Tempers frayed. Friendships were broken. Souls ached. But a classic album was made.
Fitting, though, that it opens with dialogue of Francis Ford Coppola reflecting on the making of Apocalypse Now - the sprawling opus that nearly broke him, too: “There were too many of us, we had access to too much money, too much equipment, and little by little we went insane".
Moby - Play, 1999
This album sold like hot cakes! It would garner more platinum plaques that its chrome-domed producer had space for in his cushy New York loft apartment.
The CD format was doing crazy numbers by then, and this rode the last hurrah, before the mass pilfering of MP3s online caused the shakers in record biz to stop doing blow off their solid gold toilet cisterns and rethink their entire infrastructure. It was the very epitome of a ‘hit’ record. Not that anyone knew it back then, though.
Before the royalty cheques rained down, Moby was adrift in a dank warehouse, basically squatting, and living off meagre lunches from the local health food store.
He was once DJing at the bright-eyed epicenter of the club scene, but after touring his frantic techno, he returned to a post-rave comedown. The cheery club kids zoned out on much harder stuff, his brand of music no longer able to soundtrack what they were going through.
Instead of trying to get on their level, he made music to soothe his soul.
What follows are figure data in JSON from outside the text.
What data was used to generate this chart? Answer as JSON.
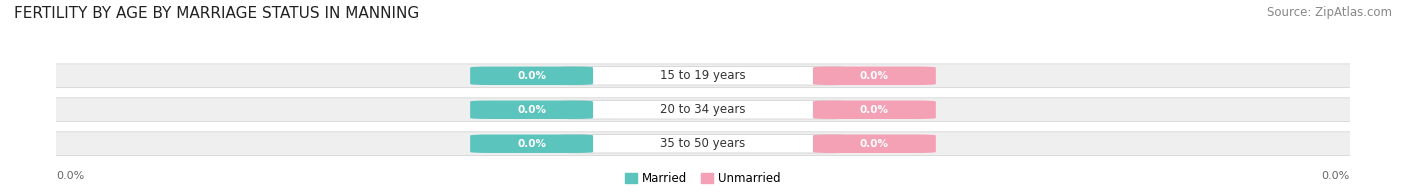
{
  "title": "FERTILITY BY AGE BY MARRIAGE STATUS IN MANNING",
  "source": "Source: ZipAtlas.com",
  "categories": [
    "15 to 19 years",
    "20 to 34 years",
    "35 to 50 years"
  ],
  "married_values": [
    "0.0%",
    "0.0%",
    "0.0%"
  ],
  "unmarried_values": [
    "0.0%",
    "0.0%",
    "0.0%"
  ],
  "married_color": "#5bc4bc",
  "unmarried_color": "#f4a0b5",
  "bar_bg_color": "#efefef",
  "title_fontsize": 11,
  "source_fontsize": 8.5,
  "label_fontsize": 8,
  "badge_fontsize": 7.5,
  "cat_fontsize": 8.5,
  "x_left_label": "0.0%",
  "x_right_label": "0.0%",
  "legend_married": "Married",
  "legend_unmarried": "Unmarried",
  "fig_bg_color": "#ffffff"
}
Sampling gospel and field songs, he found a mix of heartbreaking and uplifting loops to work with on his primitive studio setup. He dropped the tempos to trip-hop, rather than techno, and Play was born.
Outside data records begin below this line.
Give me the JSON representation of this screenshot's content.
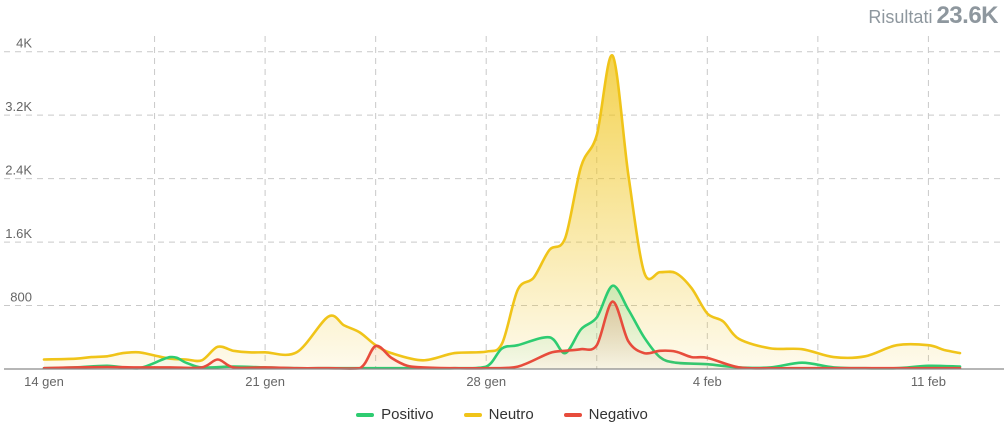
{
  "header": {
    "results_label": "Risultati",
    "results_value": "23.6K"
  },
  "chart_data": {
    "type": "area",
    "title": "",
    "xlabel": "",
    "ylabel": "",
    "x_ticks": [
      {
        "label": "14 gen",
        "day": 0
      },
      {
        "label": "21 gen",
        "day": 7
      },
      {
        "label": "28 gen",
        "day": 14
      },
      {
        "label": "4 feb",
        "day": 21
      },
      {
        "label": "11 feb",
        "day": 28
      }
    ],
    "y_ticks": [
      {
        "label": "800",
        "value": 800
      },
      {
        "label": "1.6K",
        "value": 1600
      },
      {
        "label": "2.4K",
        "value": 2400
      },
      {
        "label": "3.2K",
        "value": 3200
      },
      {
        "label": "4K",
        "value": 4000
      }
    ],
    "ylim": [
      0,
      4400
    ],
    "xlim": [
      0,
      29
    ],
    "grid": true,
    "legend_position": "bottom",
    "series": [
      {
        "name": "Neutro",
        "color": "#f0c419",
        "fill": true,
        "points": [
          [
            0,
            120
          ],
          [
            1,
            130
          ],
          [
            1.5,
            150
          ],
          [
            2,
            160
          ],
          [
            2.5,
            200
          ],
          [
            3,
            210
          ],
          [
            3.5,
            170
          ],
          [
            4,
            130
          ],
          [
            4.5,
            120
          ],
          [
            5,
            110
          ],
          [
            5.5,
            280
          ],
          [
            6,
            230
          ],
          [
            6.5,
            210
          ],
          [
            7,
            210
          ],
          [
            8,
            210
          ],
          [
            9,
            660
          ],
          [
            9.5,
            550
          ],
          [
            10,
            460
          ],
          [
            10.5,
            300
          ],
          [
            11,
            200
          ],
          [
            12,
            110
          ],
          [
            13,
            200
          ],
          [
            14,
            220
          ],
          [
            14.5,
            320
          ],
          [
            15,
            1000
          ],
          [
            15.5,
            1150
          ],
          [
            16,
            1500
          ],
          [
            16.5,
            1650
          ],
          [
            17,
            2550
          ],
          [
            17.5,
            2950
          ],
          [
            18,
            3950
          ],
          [
            18.5,
            2450
          ],
          [
            19,
            1220
          ],
          [
            19.5,
            1220
          ],
          [
            20,
            1210
          ],
          [
            20.5,
            1020
          ],
          [
            21,
            700
          ],
          [
            21.5,
            600
          ],
          [
            22,
            380
          ],
          [
            23,
            260
          ],
          [
            24,
            250
          ],
          [
            25,
            150
          ],
          [
            26,
            160
          ],
          [
            27,
            300
          ],
          [
            28,
            300
          ],
          [
            28.5,
            240
          ],
          [
            29,
            200
          ]
        ]
      },
      {
        "name": "Positivo",
        "color": "#2ecc71",
        "fill": false,
        "points": [
          [
            0,
            10
          ],
          [
            1,
            20
          ],
          [
            2,
            40
          ],
          [
            3,
            10
          ],
          [
            4,
            150
          ],
          [
            4.5,
            80
          ],
          [
            5,
            20
          ],
          [
            6,
            30
          ],
          [
            7,
            20
          ],
          [
            8,
            10
          ],
          [
            9,
            10
          ],
          [
            10,
            10
          ],
          [
            11,
            10
          ],
          [
            12,
            10
          ],
          [
            13,
            10
          ],
          [
            14,
            30
          ],
          [
            14.5,
            260
          ],
          [
            15,
            300
          ],
          [
            16,
            400
          ],
          [
            16.5,
            200
          ],
          [
            17,
            500
          ],
          [
            17.5,
            650
          ],
          [
            18,
            1050
          ],
          [
            18.5,
            750
          ],
          [
            19,
            400
          ],
          [
            19.5,
            150
          ],
          [
            20,
            80
          ],
          [
            21,
            60
          ],
          [
            22,
            20
          ],
          [
            23,
            20
          ],
          [
            24,
            80
          ],
          [
            25,
            20
          ],
          [
            26,
            10
          ],
          [
            27,
            10
          ],
          [
            28,
            40
          ],
          [
            29,
            30
          ]
        ]
      },
      {
        "name": "Negativo",
        "color": "#e74c3c",
        "fill": false,
        "points": [
          [
            0,
            10
          ],
          [
            1,
            20
          ],
          [
            2,
            25
          ],
          [
            3,
            20
          ],
          [
            4,
            20
          ],
          [
            5,
            20
          ],
          [
            5.5,
            120
          ],
          [
            6,
            20
          ],
          [
            7,
            20
          ],
          [
            8,
            10
          ],
          [
            9,
            10
          ],
          [
            10,
            10
          ],
          [
            10.5,
            290
          ],
          [
            11,
            140
          ],
          [
            11.5,
            40
          ],
          [
            12,
            20
          ],
          [
            13,
            10
          ],
          [
            14,
            10
          ],
          [
            15,
            30
          ],
          [
            16,
            200
          ],
          [
            16.5,
            230
          ],
          [
            17,
            250
          ],
          [
            17.5,
            300
          ],
          [
            18,
            850
          ],
          [
            18.5,
            350
          ],
          [
            19,
            200
          ],
          [
            19.5,
            230
          ],
          [
            20,
            220
          ],
          [
            20.5,
            150
          ],
          [
            21,
            140
          ],
          [
            22,
            20
          ],
          [
            23,
            10
          ],
          [
            24,
            10
          ],
          [
            25,
            10
          ],
          [
            26,
            10
          ],
          [
            27,
            10
          ],
          [
            28,
            10
          ],
          [
            29,
            10
          ]
        ]
      }
    ]
  },
  "legend": [
    {
      "name": "Positivo",
      "color": "#2ecc71"
    },
    {
      "name": "Neutro",
      "color": "#f0c419"
    },
    {
      "name": "Negativo",
      "color": "#e74c3c"
    }
  ]
}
He thought it would be his last album. He didn’t think the label would want it. They didn’t have much faith in it, apparently licensing nearly every track out to car brands and the likes for their commercials, to at least make some money back, which explains its near ubiquity in ad breaks back then.
It still sounds beautiful today, too. The work of a man not giving a flying fuck what anyone expected of him - the perfect thing for producers in 2020 to aspire to.